Он бросился назад, уже не опасаясь провалов и колодцев. Завидев маяту факела, согнулся, спрятал глаза.
— Бегай проворней, раб! — подражая визгливым интонациям старейшего, прикрикнула Вью. Девочка входила во вкус.
— Погоняй, погоняй, — проскрипел старейший. — Загнать не бойся — когда свершится воля Всеблагоспящих, лишние руки больше не понадобятся. Ну, десяток-другой, чтоб мешки ворочать, не более…
Инебел по-прежнему не подымал глаз, но в узенькие щелочки между ресницами вдруг увидел остроконечный листок — в собственной руке!
Согнулся в три погибели, схватил ведра, уже дожидавшиеся своей очереди, кинулся по коридору. За спиной услышал старческий смешок:
— Проворен! Даром послушания наделен, да уж больно нескладен, несуразен для подземелий. Так что…
Юноша подбежал к колодцу, выплеснул воду. Следом за водой осторожно стряхнул с ладони зеленую веточку. Она плавно, точно нехотя нырнула в провал колодца. И тотчас же в черной глубине что-то страшно и хищно плеснуло, словно громадная рыба выпрыгнула из воды навстречу добыче.
Инебел отшатнулся от края.
— Ра-аб! Проворней!
Разошлась Вью. Перед новыми хозяевами выслуживается, чтоб их обоих в этот колодец унесло! Когда ж они уберутся?
Ему повезло, да как — ушли оба жреца, но Вью… она здесь так недавно — что она может знать?
Он обменял пустые ведра на полные, дождался, пока его напарник исчезнет в низком лазе, и взмахнув руками, свалился ничком, — внимательный глаз заметил бы, как сложилось при падении тело: словно согнутая ветвь, готовая распрямиться. Но Вью была невнимательна и до забавного высокомерна, вот только если бы Инебел расположен был сейчас забавляться…

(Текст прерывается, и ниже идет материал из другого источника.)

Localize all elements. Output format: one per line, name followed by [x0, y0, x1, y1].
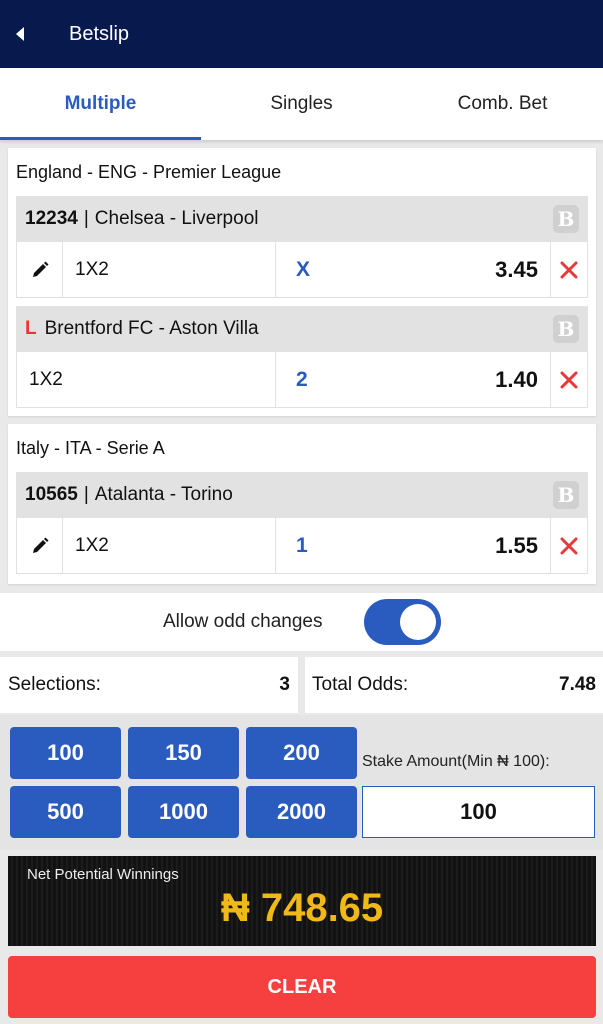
- edit-button[interactable]: [17, 518, 63, 573]
- page-title: Betslip: [69, 22, 130, 45]
- outcome: 1: [296, 533, 308, 557]
- bet-builder-icon[interactable]: B: [553, 205, 579, 233]
- quick-stake-500[interactable]: 500: [10, 786, 121, 838]
- match-name: Brentford FC - Aston Villa: [44, 318, 259, 339]
- league-title: England - ENG - Premier League: [16, 161, 282, 182]
- toggle-knob: [400, 604, 436, 640]
- quick-stake-1000[interactable]: 1000: [128, 786, 239, 838]
- separator: |: [83, 484, 89, 505]
- match-name: Chelsea - Liverpool: [94, 208, 259, 229]
- odd-box: X 3.45: [276, 242, 551, 297]
- selections-summary: Selections: 3: [0, 657, 298, 713]
- pencil-icon: [32, 261, 48, 277]
- remove-button[interactable]: [551, 518, 587, 573]
- quick-stake-150[interactable]: 150: [128, 727, 239, 779]
- odd-value: 1.55: [495, 532, 538, 558]
- selection-row: 1X2 1 1.55: [16, 518, 588, 574]
- close-icon: [560, 261, 578, 278]
- close-icon: [560, 537, 578, 554]
- outcome: 2: [296, 367, 308, 391]
- event-header: L Brentford FC - Aston Villa B: [16, 306, 588, 352]
- event-code: 12234: [25, 208, 78, 229]
- odd-value: 3.45: [495, 256, 538, 282]
- stake-area: 100 150 200 500 1000 2000 Stake Amount(M…: [0, 715, 603, 850]
- total-odds-summary: Total Odds: 7.48: [305, 657, 603, 713]
- betslip-tabs: Multiple Singles Comb. Bet: [0, 68, 603, 140]
- event-code: 10565: [25, 484, 78, 505]
- total-odds-label: Total Odds:: [312, 674, 409, 695]
- quick-stake-2000[interactable]: 2000: [246, 786, 357, 838]
- event-header: 12234 | Chelsea - Liverpool B: [16, 196, 588, 242]
- selections-label: Selections:: [8, 674, 101, 695]
- odd-changes-toggle[interactable]: [364, 599, 441, 645]
- market-name: 1X2: [63, 242, 276, 297]
- selections-count: 3: [279, 674, 290, 695]
- tab-comb-bet[interactable]: Comb. Bet: [402, 68, 603, 140]
- live-badge: L: [25, 318, 37, 339]
- market-name: 1X2: [63, 518, 276, 573]
- bet-builder-icon[interactable]: B: [553, 315, 579, 343]
- stake-label: Stake Amount(Min ₦ 100):: [362, 753, 550, 770]
- remove-button[interactable]: [551, 352, 587, 407]
- outcome: X: [296, 257, 311, 281]
- event-header: 10565 | Atalanta - Torino B: [16, 472, 588, 518]
- odd-box: 1 1.55: [276, 518, 551, 573]
- league-title: Italy - ITA - Serie A: [16, 437, 165, 458]
- odd-changes-label: Allow odd changes: [163, 611, 323, 632]
- league-group: Italy - ITA - Serie A 10565 | Atalanta -…: [8, 424, 596, 584]
- close-icon: [560, 371, 578, 388]
- total-odds-value: 7.48: [559, 674, 596, 695]
- clear-button[interactable]: CLEAR: [8, 956, 596, 1018]
- market-name: 1X2: [17, 352, 276, 407]
- pencil-icon: [32, 537, 48, 553]
- potential-winnings-panel: Net Potential Winnings ₦ 748.65: [8, 856, 596, 946]
- odd-value: 1.40: [495, 366, 538, 392]
- tab-singles[interactable]: Singles: [201, 68, 402, 140]
- remove-button[interactable]: [551, 242, 587, 297]
- odd-changes-row: Allow odd changes: [0, 593, 603, 651]
- quick-stake-100[interactable]: 100: [10, 727, 121, 779]
- chevron-left-icon: [16, 27, 24, 41]
- selection-row: 1X2 X 3.45: [16, 242, 588, 298]
- odd-box: 2 1.40: [276, 352, 551, 407]
- edit-button[interactable]: [17, 242, 63, 297]
- bet-builder-icon[interactable]: B: [553, 481, 579, 509]
- winnings-amount: ₦ 748.65: [220, 886, 384, 930]
- quick-stake-200[interactable]: 200: [246, 727, 357, 779]
- match-name: Atalanta - Torino: [94, 484, 233, 505]
- stake-input[interactable]: 100: [362, 786, 595, 838]
- winnings-label: Net Potential Winnings: [27, 866, 179, 883]
- back-button[interactable]: [0, 0, 42, 68]
- league-group: England - ENG - Premier League 12234 | C…: [8, 148, 596, 416]
- separator: |: [83, 208, 89, 229]
- tab-multiple[interactable]: Multiple: [0, 68, 201, 140]
- app-header: Betslip: [0, 0, 603, 68]
- selection-row: 1X2 2 1.40: [16, 352, 588, 408]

Она подбежала к нему, затопталась на месте, примериваясь, — вспоминала, как это ладно получилось у Неусыпного, когда он привычно поддал рабу прямохонько под ребро. Вью не раз попадало от братьев, злобная была семейка, не случалось дня, чтобы на ком-нибудь не срывали тягучей злобы, копящейся целое утро за утомительно-нудным тканьем.